The fact of the matter is that until they develop a Kindle that can do the housework, take the dog for a walk and convert water into wine, some traditionalists will blindly argue that the written word belongs exclusively on paper.
While extreme technophobes might consider owning a Kindle akin to spitting on the graves of literary greats such as William Shakespeare and JD Salinger, modern-minded folk will have little difficulty in reeling off a long list of reasons why using a Kindle to read their favourite books is a much more rewarding experience than opting for the paperback variety.
For starters, the first generation of Kindle can store up to 200 novels, while memory cards and newer models like the Kindle Touch, with a whopping 4GB of memory, enable the user to store up to 3000!
Amazon's Kindle ebook store features a seemingly endless catalogue books, magazines and journals which can be accessed, albeit at a small price and short wait for download, at the touch of a button or the click of a mouse.
At the risk of sounding facetious, it would take a library the size of a small English city to house a similar number of texts in paper form. And while we have all been in a situation where we have gone to the library to take out a book only to find no copies on the shelf, it is important to remember that this rather annoying occurrence never happens while browsing Amazon's vast ebook catalogue.
Furthermore, ebook readers are helping to prop up the newspaper and magazine industry, which have seen circulations decline in recent years, as an increasing number of people opt to download the day's headlines via subscription, much like the way iPod downloads rescued the music industry from dwindling CD sales.
Then, of course, there are some cosmetic attributes that are important to consider. While the first incarnation of the Kindle was, for want of a better word, a little clunky, the Kindle Touch is small and light enough to fit in a coat pocket yet still features a crystal-clear six-inch display to ensure the reading experience is still as scintillating as ever.

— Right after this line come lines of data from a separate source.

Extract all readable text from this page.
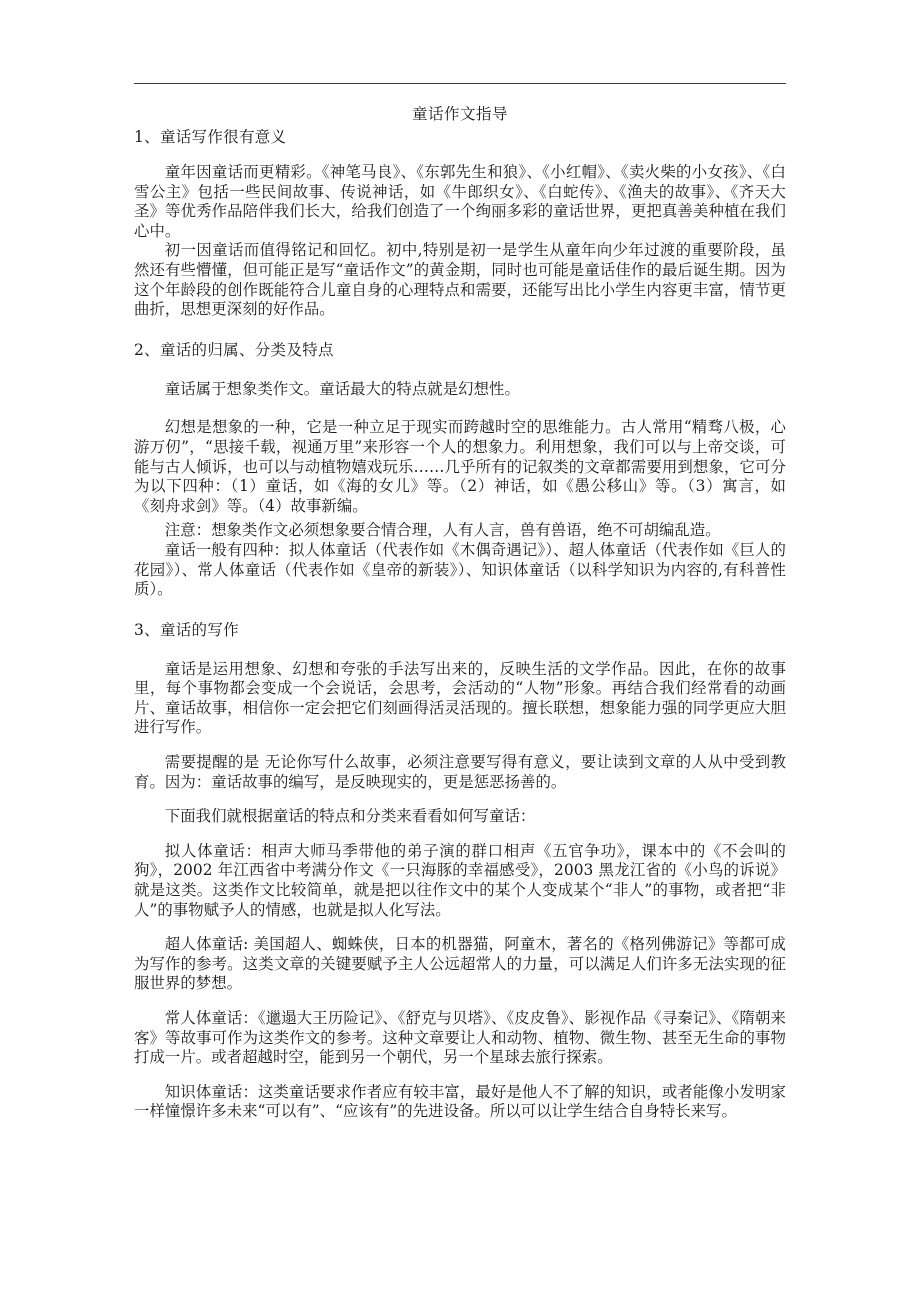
童话作文指导
1、童话写作很有意义

童年因童话而更精彩。《神笔马良》、《东郭先生和狼》、《小红帽》、《卖火柴的小女孩》、《白雪公主》包括一些民间故事、传说神话，如《牛郎织女》、《白蛇传》、《渔夫的故事》、《齐天大圣》等优秀作品陪伴我们长大，给我们创造了一个绚丽多彩的童话世界，更把真善美种植在我们心中。

初一因童话而值得铭记和回忆。初中,特别是初一是学生从童年向少年过渡的重要阶段，虽然还有些懵懂，但可能正是写“童话作文”的黄金期，同时也可能是童话佳作的最后诞生期。因为这个年龄段的创作既能符合儿童自身的心理特点和需要，还能写出比小学生内容更丰富，情节更曲折，思想更深刻的好作品。

2、童话的归属、分类及特点

童话属于想象类作文。童话最大的特点就是幻想性。

幻想是想象的一种，它是一种立足于现实而跨越时空的思维能力。古人常用“精骛八极，心游万仞”，“思接千载，视通万里”来形容一个人的想象力。利用想象，我们可以与上帝交谈，可能与古人倾诉，也可以与动植物嬉戏玩乐……几乎所有的记叙类的文章都需要用到想象，它可分为以下四种：（1）童话，如《海的女儿》等。（2）神话，如《愚公移山》等。（3）寓言，如《刻舟求剑》等。（4）故事新编。

注意：想象类作文必须想象要合情合理，人有人言，兽有兽语，绝不可胡编乱造。

童话一般有四种：拟人体童话（代表作如《木偶奇遇记》）、超人体童话（代表作如《巨人的花园》）、常人体童话（代表作如《皇帝的新装》）、知识体童话（以科学知识为内容的,有科普性质）。

3、童话的写作

童话是运用想象、幻想和夸张的手法写出来的，反映生活的文学作品。因此，在你的故事里，每个事物都会变成一个会说话，会思考，会活动的“人物”形象。再结合我们经常看的动画片、童话故事，相信你一定会把它们刻画得活灵活现的。擅长联想，想象能力强的同学更应大胆进行写作。

需要提醒的是 无论你写什么故事，必须注意要写得有意义，要让读到文章的人从中受到教育。因为：童话故事的编写，是反映现实的，更是惩恶扬善的。

下面我们就根据童话的特点和分类来看看如何写童话：

拟人体童话：相声大师马季带他的弟子演的群口相声《五官争功》，课本中的《不会叫的狗》，2002 年江西省中考满分作文《一只海豚的幸福感受》，2003 黑龙江省的《小鸟的诉说》就是这类。这类作文比较简单，就是把以往作文中的某个人变成某个“非人”的事物，或者把“非人”的事物赋予人的情感，也就是拟人化写法。

超人体童话: 美国超人、蜘蛛侠，日本的机器猫，阿童木，著名的《格列佛游记》等都可成为写作的参考。这类文章的关键要赋予主人公远超常人的力量，可以满足人们许多无法实现的征服世界的梦想。

常人体童话：《邋遢大王历险记》、《舒克与贝塔》、《皮皮鲁》、影视作品《寻秦记》、《隋朝来客》等故事可作为这类作文的参考。这种文章要让人和动物、植物、微生物、甚至无生命的事物打成一片。或者超越时空，能到另一个朝代，另一个星球去旅行探索。

知识体童话：这类童话要求作者应有较丰富，最好是他人不了解的知识，或者能像小发明家一样憧憬许多未来“可以有”、“应该有”的先进设备。所以可以让学生结合自身特长来写。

The masses, as they say, are voting with their feet and there is no better proof to illustrate the fact that an increasing number of people think reading using a Kindle is better than a paperback than Amazon's revelation in January that its ebook sales had eclipsed its paperback sales for the very first time.
As time marches on and Amazon launches improved versions of the Kindle that enrich the reading experience further, even the staunchest of paperback exponents will find it almost impossible to argue their case.